Van Dyke’s attorneys argued that McDonald was dangerous and posed a deadly threat to the responding officers. At his trial, Van Dyke told jurors that he repeatedly told McDonald to drop the knife, but the teen ignored him. Van Dyke also said the teen was advancing toward him, and that the dash cam footage did not show his perspective.
“I shot at the knife. I wanted him to get rid of the knife. My focus was just on that knife. … That’s all I could think of,” Van Dyke said.
In October 2018, a jury convicted Van Dyke of second-degree murder and 16 counts of aggravated battery; a judge sentenced him to six years and nine months in prison. Van Dyke initially appealed his conviction, but dropped those efforts in September 2020.

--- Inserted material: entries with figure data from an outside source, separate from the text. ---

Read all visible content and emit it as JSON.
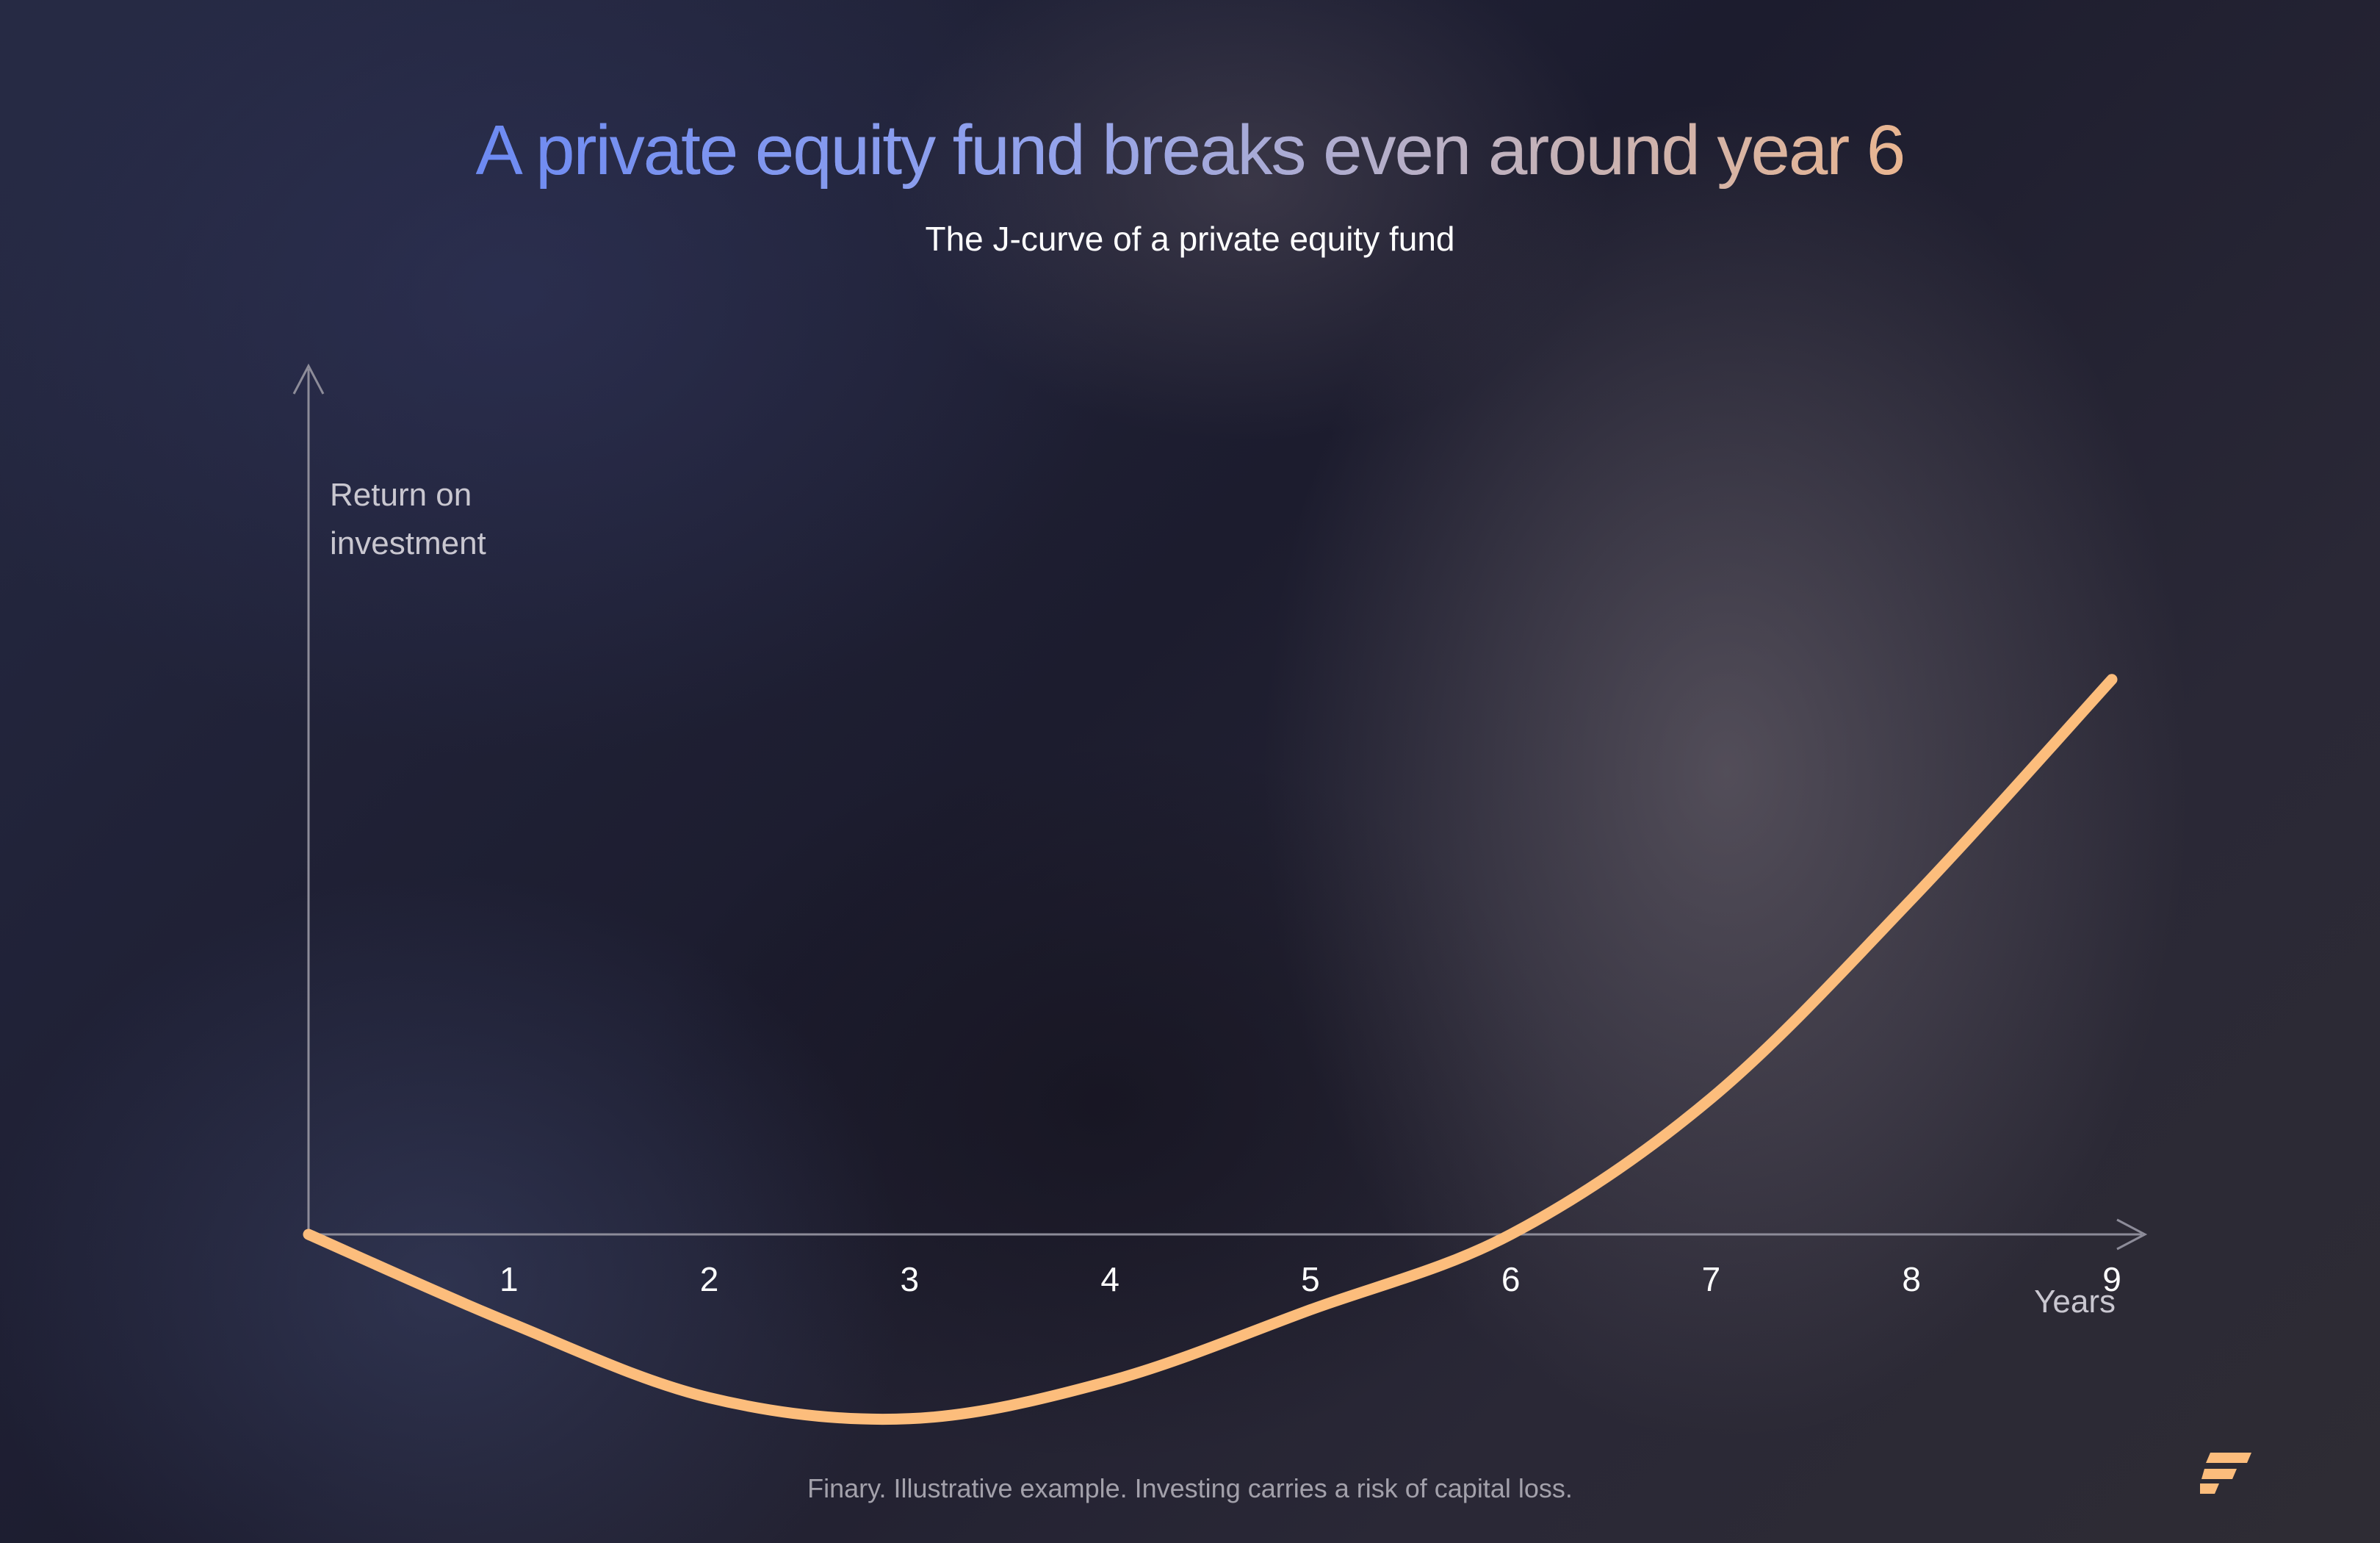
{
  "title": "A private equity fund breaks even around year 6",
  "subtitle": "The J-curve of a private equity fund",
  "footer": "Finary. Illustrative example. Investing carries a risk of capital loss.",
  "logo": "finary-logo-icon",
  "colors": {
    "curve": "#fcbd7c",
    "axis": "#8d8c99",
    "tick_label": "#ffffff",
    "axis_label": "#c9c7d0",
    "title_gradient_start": "#6d8af2",
    "title_gradient_end": "#e9b590",
    "logo": "#fcbd7c"
  },
  "chart_data": {
    "type": "line",
    "title": "A private equity fund breaks even around year 6",
    "subtitle": "The J-curve of a private equity fund",
    "xlabel": "Years",
    "ylabel": "Return on investment",
    "ylabel_lines": [
      "Return on",
      "investment"
    ],
    "x_ticks": [
      "1",
      "2",
      "3",
      "4",
      "5",
      "6",
      "7",
      "8",
      "9"
    ],
    "xlim": [
      0,
      9
    ],
    "ylim": [
      -0.9,
      4.2
    ],
    "grid": false,
    "legend": "none",
    "series": [
      {
        "x": [
          0,
          1,
          2,
          3,
          4,
          5,
          6,
          7,
          8,
          9
        ],
        "y": [
          0,
          -0.42,
          -0.78,
          -0.88,
          -0.7,
          -0.36,
          0,
          0.65,
          1.6,
          2.65
        ]
      }
    ]
  }
}
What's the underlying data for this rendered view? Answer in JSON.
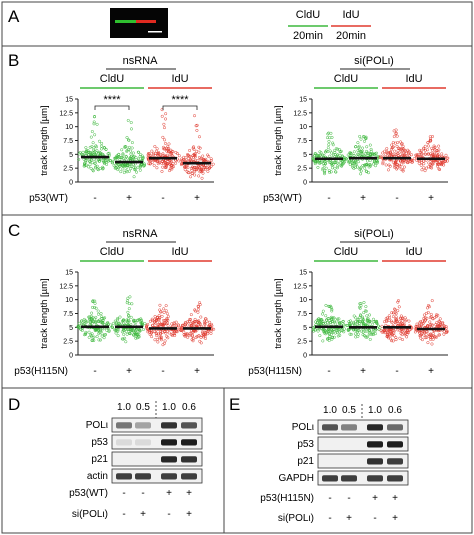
{
  "panels": {
    "A": {
      "letter": "A",
      "legend": [
        {
          "label": "CldU",
          "time": "20min",
          "color": "#3db83d"
        },
        {
          "label": "IdU",
          "time": "20min",
          "color": "#e03a2f"
        }
      ]
    },
    "B": {
      "letter": "B",
      "left": {
        "group_title": "nsRNA",
        "sig1": "****",
        "sig2": "****"
      },
      "right": {
        "group_title": "si(POLι)"
      }
    },
    "C": {
      "letter": "C",
      "left": {
        "group_title": "nsRNA"
      },
      "right": {
        "group_title": "si(POLι)"
      }
    },
    "D": {
      "letter": "D",
      "quant": [
        "1.0",
        "0.5",
        "1.0",
        "0.6"
      ],
      "blot_labels": [
        "POLι",
        "p53",
        "p21",
        "actin"
      ],
      "cond1_label": "p53(WT)",
      "cond2_label": "si(POLι)",
      "cond1": [
        "-",
        "-",
        "+",
        "+"
      ],
      "cond2": [
        "-",
        "+",
        "-",
        "+"
      ]
    },
    "E": {
      "letter": "E",
      "quant": [
        "1.0",
        "0.5",
        "1.0",
        "0.6"
      ],
      "blot_labels": [
        "POLι",
        "p53",
        "p21",
        "GAPDH"
      ],
      "cond1_label": "p53(H115N)",
      "cond2_label": "si(POLι)",
      "cond1": [
        "-",
        "-",
        "+",
        "+"
      ],
      "cond2": [
        "-",
        "+",
        "-",
        "+"
      ]
    }
  },
  "chart_data": [
    {
      "type": "scatter",
      "panel": "B-left",
      "ylabel": "track length [µm]",
      "ylim": [
        0,
        15
      ],
      "yticks": [
        "0",
        "2.5",
        "5",
        "7.5",
        "10",
        "12.5",
        "15"
      ],
      "channel_labels": [
        "CldU",
        "IdU"
      ],
      "xrow_label": "p53(WT)",
      "xticks": [
        "-",
        "+",
        "-",
        "+"
      ],
      "medians": [
        4.5,
        3.6,
        4.3,
        3.4
      ],
      "max_values": [
        12.0,
        11.5,
        13.5,
        12.0
      ]
    },
    {
      "type": "scatter",
      "panel": "B-right",
      "ylabel": "track length [µm]",
      "ylim": [
        0,
        15
      ],
      "yticks": [
        "0",
        "2.5",
        "5",
        "7.5",
        "10",
        "12.5",
        "15"
      ],
      "channel_labels": [
        "CldU",
        "IdU"
      ],
      "xrow_label": "p53(WT)",
      "xticks": [
        "-",
        "+",
        "-",
        "+"
      ],
      "medians": [
        4.2,
        4.3,
        4.3,
        4.2
      ],
      "max_values": [
        9.0,
        9.0,
        10.5,
        8.5
      ]
    },
    {
      "type": "scatter",
      "panel": "C-left",
      "ylabel": "track length [µm]",
      "ylim": [
        0,
        15
      ],
      "yticks": [
        "0",
        "2.5",
        "5",
        "7.5",
        "10",
        "12.5",
        "15"
      ],
      "channel_labels": [
        "CldU",
        "IdU"
      ],
      "xrow_label": "p53(H115N)",
      "xticks": [
        "-",
        "+",
        "-",
        "+"
      ],
      "medians": [
        5.1,
        5.1,
        4.8,
        4.8
      ],
      "max_values": [
        10.0,
        10.5,
        9.0,
        9.5
      ]
    },
    {
      "type": "scatter",
      "panel": "C-right",
      "ylabel": "track length [µm]",
      "ylim": [
        0,
        15
      ],
      "yticks": [
        "0",
        "2.5",
        "5",
        "7.5",
        "10",
        "12.5",
        "15"
      ],
      "channel_labels": [
        "CldU",
        "IdU"
      ],
      "xrow_label": "p53(H115N)",
      "xticks": [
        "-",
        "+",
        "-",
        "+"
      ],
      "medians": [
        5.1,
        5.0,
        5.0,
        4.7
      ],
      "max_values": [
        9.0,
        9.5,
        10.0,
        10.0
      ]
    }
  ]
}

“He thought it was in the best interest of all the parties involved, including the McDonald family, that there be some finality,” his attorney, Jennifer Blagg, told the Associated Press.
Van Dyke is eligible for release in 2022 based on the length of his sentence and credit for good behavior. It’s not clear where the former police officer is now. In November 2019, he was transferred from federal to state custody, but prison officials have not publicly stated where he is being held.
Law Enforcement Reform in the Wake of McDonald’s Death
McDonald’s shooting death ultimately led to court-supervised reforms within the Chicago Police Department, including increased training for officers on the use of force, more community policing, and stricter reporting requirements when officers point their guns at anyone, among other measures.
The nation as a whole, meanwhile, is still grappling with how to address racism in policing.
“We need real transformation,” Shane Goldsmith, a former Los Angeles police commissioner and the president and CEO of the social change organization Liberty Hill Foundation, told NBC News. “It’s about culture change. It’s about who we hire and how we train them and identify all the ways that racism gets perpetuated and embedded.”